Flowise is a visual builder for LLM apps—chatbots, RAG, “agent” style workflows—without having to wire everything together from scratch. The easiest way to run it reliably (and keep your data) is Docker + a persistent volume.
This tutorial shows a pragmatic “works on day 1” setup on Zo Computer: bring it up, keep it running across restarts, and lock it down enough that you’re not leaving an open admin UI lying around.
Prerequisites
A Zo Computer (any plan where you can run Docker workloads).
Docker installed and working.
A place to store persistent app data (we’ll use a Docker volume).
If you don’t already have Docker set up on your Zo, start with Zo’s Sites/Services docs. ^1
Step 1: Create a Flowise project folder
Pick a folder you’ll remember. I’m using Projects/flowise.

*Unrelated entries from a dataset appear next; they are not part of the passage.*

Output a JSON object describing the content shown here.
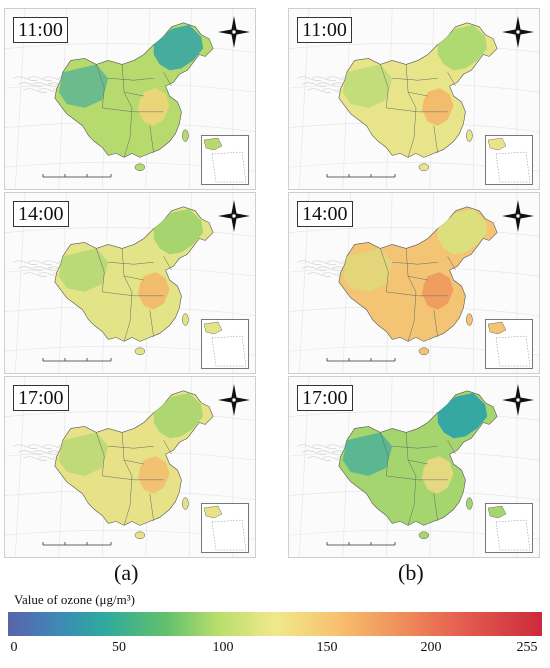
{
  "panels": [
    {
      "time": "11:00"
    },
    {
      "time": "11:00"
    },
    {
      "time": "14:00"
    },
    {
      "time": "14:00"
    },
    {
      "time": "17:00"
    },
    {
      "time": "17:00"
    }
  ],
  "column_labels": [
    "(a)",
    "(b)"
  ],
  "legend": {
    "title": "Value of ozone (μg/m³)",
    "ticks": [
      "0",
      "50",
      "100",
      "150",
      "200",
      "255"
    ],
    "tick_values": [
      0,
      50,
      100,
      150,
      200,
      255
    ],
    "min": 0,
    "max": 255,
    "colors": [
      "#5a63a8",
      "#2fa9a0",
      "#63c26b",
      "#f1e98c",
      "#f08c5a",
      "#cc2a3a"
    ]
  },
  "map_style": {
    "panel_fills": [
      [
        "#3aa7a2",
        "#b6da6e",
        "#edd679"
      ],
      [
        "#a9d86f",
        "#e8e48a",
        "#f3b86a"
      ],
      [
        "#9fd26d",
        "#e3e387",
        "#f2b96b"
      ],
      [
        "#d9e27e",
        "#f2c474",
        "#ef9b5f"
      ],
      [
        "#a7d66f",
        "#e7e187",
        "#f1c071"
      ],
      [
        "#2aa3a8",
        "#a4d56e",
        "#e8d982"
      ]
    ]
  }
}
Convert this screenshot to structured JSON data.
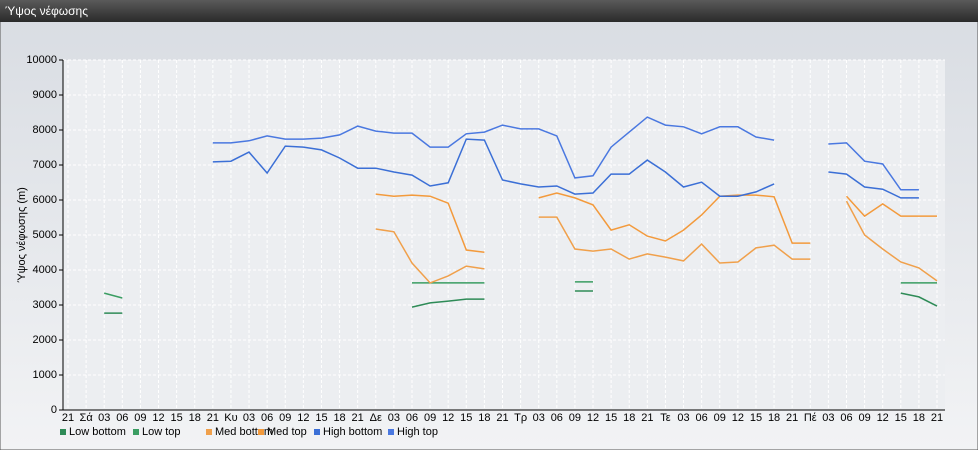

mkdir -p ~/Projects/flowise
cd ~/Projects/flowise
Step 2: Create a Docker Compose file
Flowise’s official Docker Compose template is heavily parameterized. We’ll use the same image, but keep the config minimal while still:
exposing port 3000
persisting data
enabling basic app-level protection
Create docker-compose.yml:
services:
flowise:
image: flowiseai/flowise:latest
restart: unless-stopped
environment:
- PORT=3000
# Basic protection for the UI (works with Flowise’s app-level auth setup)
- FLOWISE_USERNAME=admin
- FLOWISE_PASSWORD=change-me
# Persist Flowise state (SQLite DB, uploaded files, etc.)
- DATABASE_PATH=/root/.flowise
- BLOB_STORAGE_PATH=/root/.flowise/storage
- LOG_PATH=/root/.flowise/logs
- SECRETKEY_PATH=/root/.flowise
ports:
- "3000:3000"
volumes:
- flowise_data:/root/.flowise
volumes:
flowise_data:
Notes:
This is a simplified version of Flowise’s official Docker Compose setup. ^4
Flowise documents both a quick-start (npm) path and Docker paths; Docker is generally simpler to keep always-on. ^2
For production deployments, Flowise also has a newer email/password auth system and additional security-related environment variables (JWT secrets, cookie settings, etc.). ^3
Step 3: Start Flowise
docker compose up -d
Verify it’s healthy:
docker ps --format 'table {{.Names}}\t{{.Status}}\t{{.Ports}}'
You should see the container exposing 0.0.0.0:3000->3000/tcp.
Step 4: Open Flowise in your browser
On Zo, you typically open services from within Zo’s browser environment.
Open:
http://localhost:3000
Flowise’s docs describe the default UI being available on port 3000 after starting. ^2
If you enabled FLOWISE_USERNAME / FLOWISE_PASSWORD, you’ll be prompted for credentials.
Step 5: Sanity-check with a tiny workflow
A fast way to prove everything works:
Create a new chatflow.
Add a chat model node (OpenAI / Anthropic / Ollama, etc.).
Connect it to a chat output node.
Click “Test” and send a prompt.
If you want a fully self-hosted stack, pair Flowise with a local LLM running on your Zo (for example via Ollama) and point Flowise at it.
Step 6: Upgrades and maintenance
To update Flowise to the latest image:
docker compose pull
docker compose up -d
If something looks off after an update, restart cleanly:
docker compose down
docker compose up -d
Because we mounted a persistent volume (flowise_data), your flows and settings survive container restarts.
Step 7: Basic hardening (worth doing)
Change the default password.
Keep it private unless you know what you’re doing. If you later publish it to the internet, add real auth and treat it like any other web app.
If you deploy behind a reverse proxy, review Flowise’s auth docs (JWT settings, cookie security flags,
APP_URL, etc.). ^3
Summary
You now have Flowise running on your Zo as a persistent, restart-safe service:
managed via Docker Compose
accessible at http://localhost:3000
with data persisted in a Docker volume
From here, the practical next step is connecting it to your preferred model provider (hosted API or local LLM) and building one reusable “agent workflow” you actually use.